朱红霞 王保芳 牛保华

Burkitt淋巴瘤是一种比较少见的淋巴造血组织肿瘤，在欧美占儿童淋巴瘤的30%～50%，而散发型Burkitt淋巴瘤在全世界各地均有发生[1]。在Burkitt淋巴瘤的治疗方面，尽管高强度，化疗方案的改进使Burkitt淋巴瘤治疗有了很大的提高，新的化疗药物和治疗方案仍有待发现。最近研究认为噻唑烷二酮类(thiazolidinedione，TZD)化合物为过氧化物酶体增殖物激活受体γ(peroxisome proliferator-activated receptor-γ，PPAR-γ)配体，可通过激活PPAR-γ发挥诱导肿瘤细胞凋亡、抑制肿瘤增殖和血管生成等作用[2]，但尚未见其对人Burkitt淋巴瘤细胞系作用的报道。本研究旨在研究罗格列酮（Rosiglitazone，RGZ）对人Burkitt淋巴瘤raji紫杉醇耐药细胞株增殖和凋亡的影响，并探讨其逆转Burkitt淋巴瘤耐药的作用及机制，为其临床应用提供参考依据。

1 材料与方法

1.1 材料 人Burkitt淋巴瘤raji细胞株购自南京凯基生物有限公司。RPMI 1640培养基购自杭州吉诺生物医药技术有限公司。小牛血清购自杭州四季青公司。罗格列酮（Rosiglitazone，RGZ）购自葛兰素史克公司。UA和碘化丙啶(propidium iodide，PI)染料和二甲基亚砜(dimethyl sulfoxide，DMSO)试剂购自美国Sigma公司；β-actin，P-gp和MRP抗体均购自美国Santa Cruz 。辣根过氧化酶标记物山羊抗小鼠IgG(二抗)和碱性磷酸酶显色试剂盒购于北京中山生物技术有限公司。RGZ溶于RPMI 1640培养基制成100mmol/L的母液，过滤除菌后-20℃备用。

1.2 方法

1.2.1 细胞培养和耐药细胞株的建立 raji细胞接种于含10%胎牛血清体积分数的RPMI 1640培养液(pH值7.2～7.4，含100U/mL青霉素和100U/mL链霉素)。于37℃、5%CO2、饱和湿度的恒温培养箱中传代培养，取对数生长期细胞用于实验。

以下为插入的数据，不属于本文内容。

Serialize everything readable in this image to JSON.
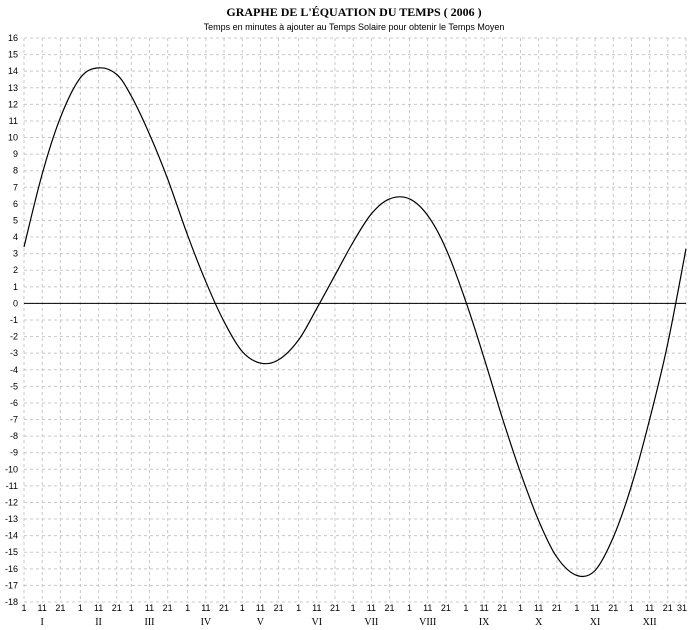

采用逐步间歇药物浓度递增法建立紫杉醇耐药细胞株，历时172d，药物浓度从5.0nmol/L 开始逐渐加量，最终获得了一株能在25nmol/L的TAX含药培养液稳定生长的raji细胞耐药细胞株，命名为raji/TAX25。该细胞株能在25nmol/L的TAX含药培养液稳定生长，持续增殖，对数生长。

1.2.2 细胞计数法检测RGZ对各组Raj i细胞生长的抑制作用 将细胞分为4组：未加药的空白对照组，2RGZ组，25nmol/L TAX组及 RGZ+25nmol/L TAX组。取对数生长期的细胞，调整细胞浓度105个细胞/mL接种于24孔板。加入RGZ终浓度为50μmol/L的RPMI 1640完全培养基，设阴性对照和空白对照，每组均设3个复孔。继续培养24、48、72h。结束培养进行细胞计数。细胞生长抑制率＝(对照组细胞数-给药组细胞数)/对照组细胞数×100%。

1.2.3 流式细胞仪检测细胞凋亡细胞 收集50μmol/LRGZ作用 48h后的各组raji细胞，每组细胞数至少1×106个细胞，轻轻吹打制备单细胞悬液细胞。悬液细胞移入1.5mL离心管，4℃，500g，离心5min。小心移去上清液，冰预冷PBS洗细胞2次。上流式细胞仪双染检测凋亡进行参数获取和资料分析，计算细胞凋亡率。

1.2.4 蛋白印迹法检测RGZ对raji细胞P-gp和MRP蛋白表达的影响 收集50μmol/L RGZ作用 48h后的各组raji细胞，提取细胞总蛋白。总蛋白浓度经Bio-Rad测定，SDSPAGE 凝胶电泳分离后转移至PVDF膜上。加稀释一抗抗体（靶蛋白抗体）静置过夜，TBST漂洗，加入二抗孵育，荧光显色，冲洗。扫描蛋白印迹胶片后观察结果，按照靶蛋白/β-actin蛋白比例用Scion图像分析系统（4.02版本）分析条带影像。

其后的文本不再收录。